菅義偉官房長官は23日深夜、緊急記者会見を開き、内戦が続くシリアで2015年に行方不明になったジャーナリスト安田純平さん(44)とみられる男性が解放され、トルコに出国したと述べた。安田さんは埼玉県入間市出身。これまでシリアの武装勢力が身代金を求め、身柄を拘束していたとされる。行方不明になってから約3年4か月で、事件は大きな展開を迎えた。なぜ、いま解放されたのか。

 安田さんとみられる男性がトルコに出国したことを受け、日本政府は男性が滞在している南部アンタキヤに日本大使館員を派遣、本人であることの確認を急いだ。

 アンタキヤはシリア国境に近く、男性は入管施設にいるという。解放の経緯は明らかになっていないが、菅氏は緊急会見で、中東のカタールから解放情報がもたらされたと述べており、カタールが交渉を仲介したとみられる。

 反体制派に近いシリア人権監視団(英国)は23日「信頼できる筋」の情報として、安田さんはカタールとトルコが主導した交渉を経て4日前に解放されていたと発表した。
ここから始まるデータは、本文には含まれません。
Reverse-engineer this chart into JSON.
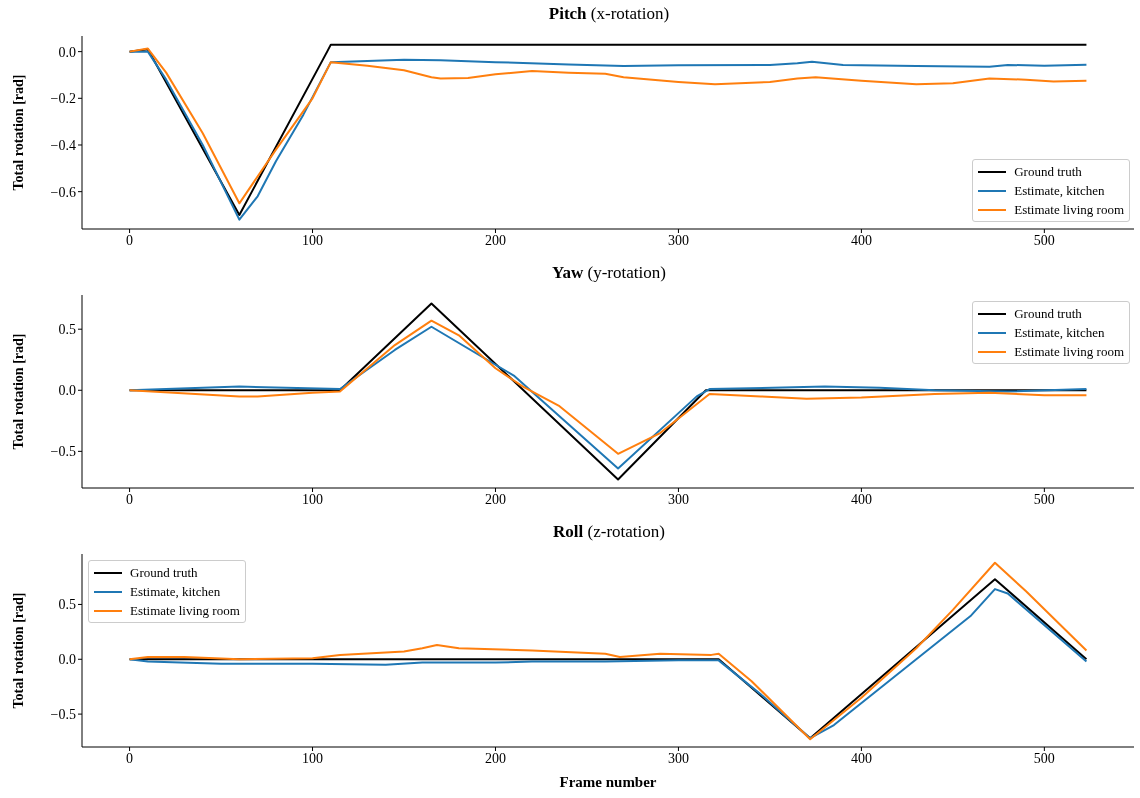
{
  "chart_data": [
    {
      "type": "line",
      "title": "Pitch (x-rotation)",
      "ylabel": "Total rotation [rad]",
      "xlim": [
        -26,
        549
      ],
      "xticks": [
        0,
        100,
        200,
        300,
        400,
        500
      ],
      "ylim": [
        -0.76,
        0.067
      ],
      "yticks": [
        {
          "value": -0.6,
          "label": "−0.6"
        },
        {
          "value": -0.4,
          "label": "−0.4"
        },
        {
          "value": -0.2,
          "label": "−0.2"
        },
        {
          "value": 0,
          "label": "0.0"
        }
      ],
      "legend": "bottom right",
      "series": [
        {
          "name": "Ground truth",
          "color": "#000000",
          "x": [
            0,
            10,
            60,
            108,
            110,
            523
          ],
          "values": [
            0,
            0.01,
            -0.7,
            0.0,
            0.03,
            0.03
          ]
        },
        {
          "name": "Estimate, kitchen",
          "color": "#1f77b4",
          "x": [
            0,
            10,
            20,
            40,
            60,
            70,
            80,
            95,
            110,
            150,
            170,
            200,
            240,
            270,
            300,
            350,
            365,
            373,
            390,
            430,
            470,
            480,
            500,
            523
          ],
          "values": [
            0,
            0,
            -0.12,
            -0.4,
            -0.72,
            -0.62,
            -0.47,
            -0.27,
            -0.045,
            -0.035,
            -0.037,
            -0.045,
            -0.055,
            -0.062,
            -0.058,
            -0.057,
            -0.05,
            -0.043,
            -0.057,
            -0.062,
            -0.065,
            -0.057,
            -0.06,
            -0.056
          ]
        },
        {
          "name": "Estimate living room",
          "color": "#ff7f0e",
          "x": [
            0,
            10,
            20,
            40,
            60,
            80,
            100,
            110,
            130,
            150,
            165,
            170,
            185,
            200,
            220,
            240,
            260,
            270,
            300,
            320,
            350,
            365,
            375,
            400,
            430,
            450,
            470,
            490,
            505,
            523
          ],
          "values": [
            0,
            0.013,
            -0.09,
            -0.35,
            -0.65,
            -0.42,
            -0.2,
            -0.045,
            -0.06,
            -0.08,
            -0.11,
            -0.115,
            -0.113,
            -0.097,
            -0.083,
            -0.09,
            -0.095,
            -0.11,
            -0.13,
            -0.14,
            -0.13,
            -0.115,
            -0.11,
            -0.125,
            -0.14,
            -0.135,
            -0.115,
            -0.12,
            -0.128,
            -0.125
          ]
        }
      ]
    },
    {
      "type": "line",
      "title": "Yaw (y-rotation)",
      "ylabel": "Total rotation [rad]",
      "xlim": [
        -26,
        549
      ],
      "xticks": [
        0,
        100,
        200,
        300,
        400,
        500
      ],
      "ylim": [
        -0.8,
        0.78
      ],
      "yticks": [
        {
          "value": -0.5,
          "label": "−0.5"
        },
        {
          "value": 0,
          "label": "0.0"
        },
        0.5
      ],
      "legend": "top right",
      "series": [
        {
          "name": "Ground truth",
          "color": "#000000",
          "x": [
            0,
            115,
            165,
            267,
            315,
            523
          ],
          "values": [
            0,
            0,
            0.71,
            -0.73,
            0,
            0
          ]
        },
        {
          "name": "Estimate, kitchen",
          "color": "#1f77b4",
          "x": [
            0,
            60,
            115,
            145,
            165,
            210,
            267,
            310,
            317,
            380,
            410,
            440,
            480,
            523
          ],
          "values": [
            0,
            0.03,
            0.01,
            0.33,
            0.52,
            0.12,
            -0.64,
            -0.05,
            0.01,
            0.03,
            0.02,
            0.0,
            -0.01,
            0.01
          ]
        },
        {
          "name": "Estimate living room",
          "color": "#ff7f0e",
          "x": [
            0,
            60,
            70,
            100,
            115,
            145,
            165,
            180,
            200,
            215,
            235,
            267,
            290,
            317,
            345,
            370,
            400,
            440,
            470,
            500,
            523
          ],
          "values": [
            0,
            -0.05,
            -0.05,
            -0.02,
            -0.01,
            0.37,
            0.57,
            0.45,
            0.18,
            0.03,
            -0.13,
            -0.52,
            -0.35,
            -0.03,
            -0.05,
            -0.07,
            -0.06,
            -0.03,
            -0.02,
            -0.04,
            -0.04
          ]
        }
      ]
    },
    {
      "type": "line",
      "title": "Roll (z-rotation)",
      "xlabel": "Frame number",
      "ylabel": "Total rotation [rad]",
      "xlim": [
        -26,
        549
      ],
      "xticks": [
        0,
        100,
        200,
        300,
        400,
        500
      ],
      "ylim": [
        -0.8,
        0.96
      ],
      "yticks": [
        {
          "value": -0.5,
          "label": "−0.5"
        },
        {
          "value": 0,
          "label": "0.0"
        },
        0.5
      ],
      "legend": "top left",
      "series": [
        {
          "name": "Ground truth",
          "color": "#000000",
          "x": [
            0,
            322,
            372,
            473,
            523
          ],
          "values": [
            0,
            0,
            -0.72,
            0.73,
            0
          ]
        },
        {
          "name": "Estimate, kitchen",
          "color": "#1f77b4",
          "x": [
            0,
            10,
            50,
            100,
            140,
            160,
            200,
            220,
            260,
            300,
            322,
            345,
            372,
            385,
            430,
            460,
            473,
            480,
            523
          ],
          "values": [
            0,
            -0.02,
            -0.04,
            -0.04,
            -0.05,
            -0.03,
            -0.03,
            -0.02,
            -0.02,
            -0.01,
            -0.01,
            -0.32,
            -0.72,
            -0.6,
            0.0,
            0.4,
            0.64,
            0.6,
            -0.02
          ]
        },
        {
          "name": "Estimate living room",
          "color": "#ff7f0e",
          "x": [
            0,
            10,
            30,
            60,
            100,
            115,
            150,
            160,
            168,
            180,
            220,
            260,
            268,
            290,
            318,
            322,
            340,
            372,
            400,
            430,
            450,
            473,
            490,
            523
          ],
          "values": [
            0,
            0.02,
            0.02,
            0.0,
            0.01,
            0.04,
            0.07,
            0.1,
            0.13,
            0.1,
            0.08,
            0.05,
            0.02,
            0.05,
            0.04,
            0.05,
            -0.2,
            -0.73,
            -0.35,
            0.1,
            0.45,
            0.88,
            0.62,
            0.08
          ]
        }
      ]
    }
  ]
}
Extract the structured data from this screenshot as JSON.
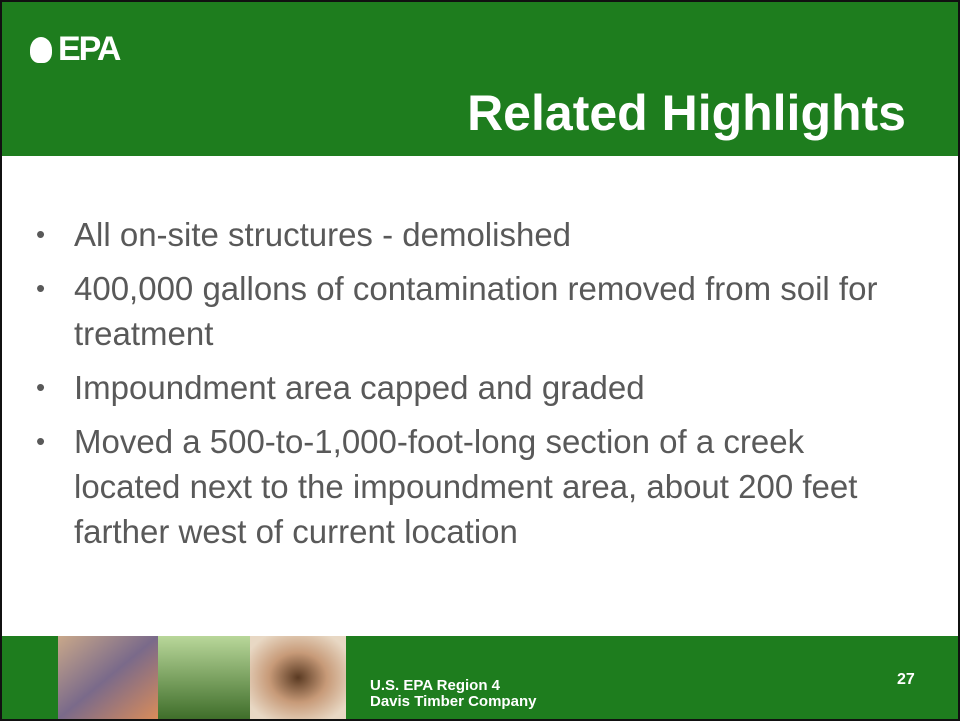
{
  "header": {
    "logo": "EPA",
    "title": "Related Highlights"
  },
  "bullets": [
    "All on-site structures - demolished",
    "400,000 gallons of contamination removed from soil for treatment",
    "Impoundment area capped and graded",
    "Moved a 500-to-1,000-foot-long section of a creek located next to the impoundment area, about 200 feet farther west of current location"
  ],
  "footer": {
    "line1": "U.S. EPA Region 4",
    "line2": "Davis Timber Company",
    "page": "27"
  }
}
日本政府は確認しておらず信ぴょう性は不明。

 安田さんの妻で歌手のMyuさんは「情報が本当なら『よく頑張ったね。みんなで待っていたよ』と伝えたい」と述べた。

 安田さんは取材のため15年6月、トルコ南部ハタイ県からシリア北西部イドリブ県に越境後、消息を絶った。16年3月に安田さんとみられる男性が英語でメッセージを読み上げる映像が公開。同年5月には「助けて」と日本語で書いた紙を示す画像も公開された。

 今年7月末、安田さんとみられる男性の映像がインターネット上に公開された。オレンジ色の服を着た安田さんは日本語で「私の名前はウマルです。韓国人です」と述べた上で「とてもひどい環境にいます。今すぐ助けてください」と訴えた。背後には銃を構えた黒装束の男2人が立っていた。また「今日の日付は2018年7月25日」と述べた。

 武装勢力は身代金交渉を求めて日本政府に接触を図っていたとされる。国際テロ組織アルカイダ系の過激派「ヌスラ戦線」(後にアルカイダから離脱し「シリア解放機構」を設立)が拘束していたとみられてきたが、分派した別組織に身柄が移ったとの情報も出ていた。

 安田さんはイラク戦争後のイラクを取材していた04年4月、地元の自警団に拘束され、3日後に解放されたことがある。その後もイラクやシリアで現地取材していた。

 イドリブ県は、シリア内戦で劣勢の反体制派にとって最後の拠点。各地でアサド政権軍に敗れた反体制派や過激派が大勢移送され、外国人戦闘員も多数残るとされる。

 なぜ、いま解放されたのか。日本政府はテロリストにはカネを払わないという立場で一貫しており、日本の政府高官は「身代金など解放の条件はなかった」としている。

 中東情勢に詳しい軍事ジャーナリストの黒井文太郎氏は「拘束していた組織が求めていたのは金銭だった。解放されたということは、金銭面で何らかの落としどころを見つけたからではないか」と指摘した。

 金銭が支払われていた場合、安田さんの家族が工面したのか、国が一時的に肩代わりしたのかは分からない。金額も不明。当初は150万ドル(約1億6800万円)の要求があったというが、解決額は一説には数千万円とも…。

「シリア解放機構も分派組織も、アサド政府軍の攻勢によって苦境に立たされていた。言い方は悪いが、そうした状況下で『安田さんばかりに構ってはいられない』と投げてしまった可能性もある」(黒井氏)

 気になるのは安田さんの健康面。7月にインターネット上で公開された動画では、白髪交じりで、顔には生気がなく、頬はゲッソリと痩せ細っていた。政府筋は、具体的な健康情報は入っていないとした上で「意識はしっかりしている」と述べた。

 黒井氏は「なにより、解放されて良かった。今後は彼の心身のケアが大事になってくる」と話した。